Pellegro Piola
Genova 1617 – 1640
Pellegro Piola la cui vita è stata troncata a ventitre anni dal ferro mortale di un collega, si dice, invidioso.
Tralasciando «di ravvivare al mondo la memoria (di questo Piola) … con penna tinta d’inchiostri temprati di lacrime» (Soprani), come pur s’usa, a considerarne le poche opere certe, egli non rivela le qualità di un «enfant prodige»; anzi il Soprani stesso – che gli era amico e lo frequentava e che, tanto interessato alla pittura e più anziano di lui, era in condizioni di ben giudicare – ammette ch’egli «incontrò su il principio qualche difficoltà così nel componere con buon ordine le historie, come ancora in colorirle con la dovuta dolcezza».
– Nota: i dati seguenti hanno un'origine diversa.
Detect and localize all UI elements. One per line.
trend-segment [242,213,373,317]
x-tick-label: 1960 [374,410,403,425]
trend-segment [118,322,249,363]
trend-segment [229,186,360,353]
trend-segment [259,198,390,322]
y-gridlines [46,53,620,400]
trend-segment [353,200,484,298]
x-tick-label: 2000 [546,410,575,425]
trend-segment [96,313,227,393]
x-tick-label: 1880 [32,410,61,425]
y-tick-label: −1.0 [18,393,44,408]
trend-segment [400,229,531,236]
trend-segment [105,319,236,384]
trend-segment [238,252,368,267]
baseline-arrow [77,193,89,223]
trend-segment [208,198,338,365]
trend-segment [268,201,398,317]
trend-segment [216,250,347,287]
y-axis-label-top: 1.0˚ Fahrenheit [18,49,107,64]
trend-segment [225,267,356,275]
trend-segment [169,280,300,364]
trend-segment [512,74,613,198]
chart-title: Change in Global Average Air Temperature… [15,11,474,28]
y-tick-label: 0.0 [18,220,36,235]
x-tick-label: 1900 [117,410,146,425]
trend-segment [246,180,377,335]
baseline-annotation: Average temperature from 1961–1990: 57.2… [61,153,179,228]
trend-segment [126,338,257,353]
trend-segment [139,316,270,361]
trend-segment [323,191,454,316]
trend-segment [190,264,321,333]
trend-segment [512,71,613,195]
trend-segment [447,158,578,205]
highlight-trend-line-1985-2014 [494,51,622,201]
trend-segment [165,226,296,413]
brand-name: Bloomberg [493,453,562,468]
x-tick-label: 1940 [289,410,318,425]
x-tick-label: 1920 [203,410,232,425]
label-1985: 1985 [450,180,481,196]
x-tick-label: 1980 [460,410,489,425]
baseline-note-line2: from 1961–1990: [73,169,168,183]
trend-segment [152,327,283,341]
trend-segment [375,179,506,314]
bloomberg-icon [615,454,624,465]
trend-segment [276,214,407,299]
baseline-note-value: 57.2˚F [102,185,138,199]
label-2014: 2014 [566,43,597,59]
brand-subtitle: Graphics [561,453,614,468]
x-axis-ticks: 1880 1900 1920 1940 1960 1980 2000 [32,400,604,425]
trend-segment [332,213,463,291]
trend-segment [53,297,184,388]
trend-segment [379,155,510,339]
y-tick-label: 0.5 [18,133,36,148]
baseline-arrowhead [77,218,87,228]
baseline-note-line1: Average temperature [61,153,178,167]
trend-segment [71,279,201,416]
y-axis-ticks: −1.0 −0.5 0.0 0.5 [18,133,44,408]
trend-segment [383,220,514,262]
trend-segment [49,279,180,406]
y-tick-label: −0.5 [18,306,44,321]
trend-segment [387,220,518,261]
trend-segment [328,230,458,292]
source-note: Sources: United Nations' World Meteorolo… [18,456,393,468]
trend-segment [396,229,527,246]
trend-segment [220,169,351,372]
Da Gio Domenico Capellino, del quale fu alunno per cinque anni, non doveva aver appreso altro che il mestiere e semmai il suggerimento di appoggiarsi agli altri: sicché Pellegrino si trovò poi a difendersi da chi lo diceva «solito a specchiarsi nelle stampe dei maestri migliori» (Soprani).
La pittura contemporanea non sembra interessarlo quanto «gli antichi e buoni maestri»: nella Sant’Orsola e nella Sacra Famiglia con Santa Elisabetta e San Giovannino nel Palazzo Rosso e poi nello stendardo della Madonna del Rosario con Santa Caterina da Siena e San Domenico ora all’Accademia Ligustica di Belle Arti, e finalmente nella Madonna con il Bambino, San Giovannino e Sant’Eligio ancora nella sua edicola in via Orefici (1640), si possono cogliere tracce ora di Andrea del Sarto, ora del Parmigianino, dei Carracci, di Giulio Cesare Procaccini.
A giudicare dalle poche opere certe (e non da quelle ieri e oggi attribuitegli a casaccio) l’eclettismo di Pellegro appare meno pronto ma anche meno casuale di quello del Fiasella.
La figura di Pellegro Piola, marginale nella vicende della nostra pittura non fosse altro che per i suoi pochi e acerbi i frutti, appare singolare, e per questo interessante, per la posizione solitaria che egli, giovanissimo, s’assume in questi anni, quando la citta poteva vantare maestri come L’Ansaldo, Luciano Borzone, il Fiasella, l’Assereto, Gio Andrea e Orazio de Ferrari; una posizione che denuncia, anche se espresso in termini scolastici e perfino anacronistici, uno spirito secessionista: come quello che, di lì a pochi anni, animerà di tutt’altra forza e di tutt’altro orientamento, ad esiti nuovo, neomanieristici e barocchi, anziché al recupero di un prediletto passato, l’intelligenza finissima di Valerio Castello.